RFR (XXS): 8079156: 32 bit Java 9-fastdebug hit assertion in client mode with StackShadowPages flag value from 32 to 50
gerard.ziemski at oracle.com
Mon Jul 13 14:17:01 UTC 2015
On 07/13/2015 12:34 AM, David Holmes wrote:
> Hi Gerard,
> On 11/07/2015 7:09 AM, gerard ziemski wrote:
>> (resending - forgot to include the issue number in the title)
>> Hi all,
>> Please review this very small fix:
>> bug: https://bugs.openjdk.java.net/browse/JDK-8079156
>> webrev: http://cr.openjdk.java.net/~gziemski/8079156_rev0
> I'd like to hear from the compiler folk about this bug as I'm unclear
> on why StackBanging adds to the code buffer, and why this suddenly
> seems to be a new problem - did something change? Or have we not
> exercised the range of values before?
My best educated quess is that the issue was always in there, but we
never exercised that path - Dmity's only added his testing framework for
exercising the ranges after we got the range/constraints check feature
in recently and that's when we found it.
> I'd also like to understand whether the code buffer resizing should be
> rounded up (or whether it will be rounded up internally)? e.g. power
> of two, multiple of nK for some n etc.
I checked the sizes of existing CodeBuffers instr sizes and some values
I saw are: 416,536,544,560,568, so I'm not sure what the constraint here
is if there really is one (other than divisible by 4, which 112 is as well)

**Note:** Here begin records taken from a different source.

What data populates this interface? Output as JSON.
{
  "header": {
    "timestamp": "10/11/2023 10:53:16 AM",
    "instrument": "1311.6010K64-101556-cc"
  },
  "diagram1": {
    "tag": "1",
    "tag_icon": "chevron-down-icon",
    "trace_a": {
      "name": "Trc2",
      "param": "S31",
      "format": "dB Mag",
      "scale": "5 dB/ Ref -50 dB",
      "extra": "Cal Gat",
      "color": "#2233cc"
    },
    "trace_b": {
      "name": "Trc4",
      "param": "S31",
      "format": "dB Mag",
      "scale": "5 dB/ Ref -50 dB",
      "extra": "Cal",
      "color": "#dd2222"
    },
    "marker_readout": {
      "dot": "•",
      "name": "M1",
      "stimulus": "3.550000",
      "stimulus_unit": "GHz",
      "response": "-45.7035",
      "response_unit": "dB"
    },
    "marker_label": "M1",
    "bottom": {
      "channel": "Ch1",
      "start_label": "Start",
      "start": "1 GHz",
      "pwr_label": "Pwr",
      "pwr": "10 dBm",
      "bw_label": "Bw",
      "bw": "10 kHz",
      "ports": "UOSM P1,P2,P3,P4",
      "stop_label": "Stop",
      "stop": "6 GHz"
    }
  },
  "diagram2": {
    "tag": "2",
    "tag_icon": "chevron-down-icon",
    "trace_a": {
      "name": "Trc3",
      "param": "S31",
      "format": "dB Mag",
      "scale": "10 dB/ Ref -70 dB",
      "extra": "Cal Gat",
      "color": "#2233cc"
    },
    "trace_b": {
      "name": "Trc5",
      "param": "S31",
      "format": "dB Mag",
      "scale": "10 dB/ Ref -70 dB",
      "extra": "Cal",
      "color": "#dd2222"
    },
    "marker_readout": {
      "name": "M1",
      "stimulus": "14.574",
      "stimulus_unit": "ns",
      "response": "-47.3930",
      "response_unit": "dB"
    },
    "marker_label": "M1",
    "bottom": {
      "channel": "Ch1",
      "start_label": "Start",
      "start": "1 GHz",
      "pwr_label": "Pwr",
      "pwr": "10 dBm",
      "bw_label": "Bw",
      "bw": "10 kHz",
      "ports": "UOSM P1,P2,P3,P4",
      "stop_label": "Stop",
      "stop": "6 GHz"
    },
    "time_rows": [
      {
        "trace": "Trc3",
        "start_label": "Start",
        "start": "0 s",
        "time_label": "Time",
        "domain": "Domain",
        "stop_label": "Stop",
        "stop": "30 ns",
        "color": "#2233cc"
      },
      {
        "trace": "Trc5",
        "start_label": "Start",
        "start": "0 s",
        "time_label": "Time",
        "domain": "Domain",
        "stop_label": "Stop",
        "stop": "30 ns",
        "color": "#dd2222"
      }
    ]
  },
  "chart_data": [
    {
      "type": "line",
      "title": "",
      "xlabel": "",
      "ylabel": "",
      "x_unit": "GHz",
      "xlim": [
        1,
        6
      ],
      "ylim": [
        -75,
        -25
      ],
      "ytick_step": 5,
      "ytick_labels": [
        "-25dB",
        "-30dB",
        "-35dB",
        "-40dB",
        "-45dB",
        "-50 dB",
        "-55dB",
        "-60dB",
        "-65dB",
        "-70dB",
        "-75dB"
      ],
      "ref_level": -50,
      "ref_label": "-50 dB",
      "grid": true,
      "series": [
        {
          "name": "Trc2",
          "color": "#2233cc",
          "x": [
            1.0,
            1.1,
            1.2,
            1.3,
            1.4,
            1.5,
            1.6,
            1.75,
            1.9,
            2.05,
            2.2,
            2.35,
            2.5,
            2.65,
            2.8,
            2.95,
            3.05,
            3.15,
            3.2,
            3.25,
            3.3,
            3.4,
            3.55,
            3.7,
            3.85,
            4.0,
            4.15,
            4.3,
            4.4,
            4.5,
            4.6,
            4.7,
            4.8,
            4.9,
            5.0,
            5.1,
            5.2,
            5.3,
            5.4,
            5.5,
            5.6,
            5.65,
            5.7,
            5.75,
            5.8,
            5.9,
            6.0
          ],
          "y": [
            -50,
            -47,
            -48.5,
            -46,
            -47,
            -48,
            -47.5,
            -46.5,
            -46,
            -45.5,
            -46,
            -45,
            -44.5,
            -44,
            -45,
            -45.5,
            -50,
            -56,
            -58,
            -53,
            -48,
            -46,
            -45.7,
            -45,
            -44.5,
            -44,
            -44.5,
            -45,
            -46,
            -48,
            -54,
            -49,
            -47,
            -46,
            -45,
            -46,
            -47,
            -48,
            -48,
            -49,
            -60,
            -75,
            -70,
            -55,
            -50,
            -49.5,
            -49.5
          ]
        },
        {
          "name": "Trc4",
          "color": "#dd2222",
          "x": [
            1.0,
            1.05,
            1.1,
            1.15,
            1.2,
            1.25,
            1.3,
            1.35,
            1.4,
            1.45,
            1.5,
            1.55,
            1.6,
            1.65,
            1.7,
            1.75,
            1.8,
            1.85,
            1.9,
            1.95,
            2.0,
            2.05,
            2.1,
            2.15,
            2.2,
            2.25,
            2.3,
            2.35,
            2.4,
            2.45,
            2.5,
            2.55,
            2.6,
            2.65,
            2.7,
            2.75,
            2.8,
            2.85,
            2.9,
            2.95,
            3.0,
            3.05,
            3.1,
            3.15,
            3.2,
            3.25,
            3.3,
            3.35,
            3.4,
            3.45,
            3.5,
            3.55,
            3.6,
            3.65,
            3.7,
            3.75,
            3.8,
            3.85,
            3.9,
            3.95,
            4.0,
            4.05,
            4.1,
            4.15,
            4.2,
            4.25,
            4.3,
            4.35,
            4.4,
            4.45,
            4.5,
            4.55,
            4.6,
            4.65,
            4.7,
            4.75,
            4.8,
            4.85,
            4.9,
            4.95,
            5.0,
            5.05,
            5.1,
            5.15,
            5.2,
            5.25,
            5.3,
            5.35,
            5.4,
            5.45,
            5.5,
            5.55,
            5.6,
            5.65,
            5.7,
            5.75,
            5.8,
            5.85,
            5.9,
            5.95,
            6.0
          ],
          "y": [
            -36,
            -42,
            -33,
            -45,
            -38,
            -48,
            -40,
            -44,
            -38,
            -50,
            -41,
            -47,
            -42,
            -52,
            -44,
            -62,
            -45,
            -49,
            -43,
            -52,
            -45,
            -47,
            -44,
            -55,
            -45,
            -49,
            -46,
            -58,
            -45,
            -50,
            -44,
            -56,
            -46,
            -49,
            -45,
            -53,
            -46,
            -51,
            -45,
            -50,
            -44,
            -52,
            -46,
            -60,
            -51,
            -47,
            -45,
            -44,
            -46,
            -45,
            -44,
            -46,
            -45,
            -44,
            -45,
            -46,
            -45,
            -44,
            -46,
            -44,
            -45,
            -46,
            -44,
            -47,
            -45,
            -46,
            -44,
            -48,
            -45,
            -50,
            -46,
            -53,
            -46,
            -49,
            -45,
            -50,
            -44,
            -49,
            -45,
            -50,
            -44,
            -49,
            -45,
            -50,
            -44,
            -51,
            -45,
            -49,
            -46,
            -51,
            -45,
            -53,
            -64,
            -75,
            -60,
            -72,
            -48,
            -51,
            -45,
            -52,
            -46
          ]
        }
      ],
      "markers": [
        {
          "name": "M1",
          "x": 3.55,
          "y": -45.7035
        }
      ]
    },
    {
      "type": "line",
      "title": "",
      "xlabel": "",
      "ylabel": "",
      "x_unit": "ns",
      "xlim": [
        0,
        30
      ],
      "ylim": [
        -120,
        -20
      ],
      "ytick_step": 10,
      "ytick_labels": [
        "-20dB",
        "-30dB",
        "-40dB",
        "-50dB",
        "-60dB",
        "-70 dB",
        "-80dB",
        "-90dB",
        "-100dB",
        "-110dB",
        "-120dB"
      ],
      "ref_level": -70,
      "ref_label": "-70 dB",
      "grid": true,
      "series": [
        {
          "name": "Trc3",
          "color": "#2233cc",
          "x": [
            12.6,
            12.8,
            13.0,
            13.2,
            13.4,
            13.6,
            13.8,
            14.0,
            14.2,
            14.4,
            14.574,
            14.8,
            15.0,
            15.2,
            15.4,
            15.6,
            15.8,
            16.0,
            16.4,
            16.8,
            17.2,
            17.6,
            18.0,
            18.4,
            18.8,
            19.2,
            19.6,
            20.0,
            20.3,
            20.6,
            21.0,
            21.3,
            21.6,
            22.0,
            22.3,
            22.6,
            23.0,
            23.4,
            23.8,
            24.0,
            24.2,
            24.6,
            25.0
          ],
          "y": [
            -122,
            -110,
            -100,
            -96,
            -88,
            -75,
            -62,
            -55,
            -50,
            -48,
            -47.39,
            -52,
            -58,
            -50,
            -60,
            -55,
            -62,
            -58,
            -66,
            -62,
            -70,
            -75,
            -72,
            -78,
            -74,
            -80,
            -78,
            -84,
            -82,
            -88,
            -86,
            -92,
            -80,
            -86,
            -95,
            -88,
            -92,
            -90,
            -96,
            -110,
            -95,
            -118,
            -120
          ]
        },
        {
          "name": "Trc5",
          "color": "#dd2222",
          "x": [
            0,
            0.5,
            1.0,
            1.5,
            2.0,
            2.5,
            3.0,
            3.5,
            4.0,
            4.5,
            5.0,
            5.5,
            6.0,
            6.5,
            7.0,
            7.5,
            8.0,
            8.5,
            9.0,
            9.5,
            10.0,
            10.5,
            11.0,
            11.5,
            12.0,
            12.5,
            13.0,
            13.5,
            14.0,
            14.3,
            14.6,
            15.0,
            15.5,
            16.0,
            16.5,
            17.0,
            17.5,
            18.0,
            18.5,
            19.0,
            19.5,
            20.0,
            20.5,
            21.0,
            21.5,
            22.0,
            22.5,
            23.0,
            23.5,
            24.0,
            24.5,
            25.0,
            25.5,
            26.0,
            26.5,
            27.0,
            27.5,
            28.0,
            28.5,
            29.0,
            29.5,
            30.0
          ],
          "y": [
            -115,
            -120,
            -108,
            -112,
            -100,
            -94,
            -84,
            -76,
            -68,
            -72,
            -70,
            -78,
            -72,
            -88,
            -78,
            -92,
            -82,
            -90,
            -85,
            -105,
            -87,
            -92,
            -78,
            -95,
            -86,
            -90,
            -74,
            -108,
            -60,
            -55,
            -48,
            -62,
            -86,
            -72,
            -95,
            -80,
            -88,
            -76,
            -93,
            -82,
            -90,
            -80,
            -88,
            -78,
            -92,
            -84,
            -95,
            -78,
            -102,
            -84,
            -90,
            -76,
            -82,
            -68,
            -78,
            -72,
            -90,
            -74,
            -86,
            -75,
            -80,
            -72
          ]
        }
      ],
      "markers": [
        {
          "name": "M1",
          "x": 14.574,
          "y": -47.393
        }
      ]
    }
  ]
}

> The 112 value seems odd for 50 pages - is this 2 bytes (words?) per
> page plus some fixed overhead? Can it be expressed as a function of
> StackShadowPages rather than hardwiring to 112 which only works for
> values < 50?
Hardcoding the value for 50 pages should be OK here since that's the max
value that StackShadowPages can take.
Expressing it as some function would not be all that simple - you would
need to take in account that the default size is enough for some
StackShadowPages (ie.32), then find out the fixed size for the stack
banging function. In the end you would end up with some hardcoded values
anyhow, so why not make it super simple as we did here?
The other way is to calculate things dynamically and I actually did
that: my first fix was based on creating a temp CodeBuffer and feeding
it only shadow stack banging code to find out the exact size requirement
for that code, but I was told that this might confuse some compiler code
later that wouldn't expect it. The other unknown was whether the temp
code buffer code actually made it into in the cache (is it flushed by
the destructor?). I tried to find a way to wipe out the instr section
before the destructor, but couldn't find any APIs for doing so.
I don't know the answers to those issues, so even though I liked the
idea of using a temp buffer to find out precisely how much more memory
we used, in the end I settled on the simplest solution that works.
Would folks from the compiler like to comment?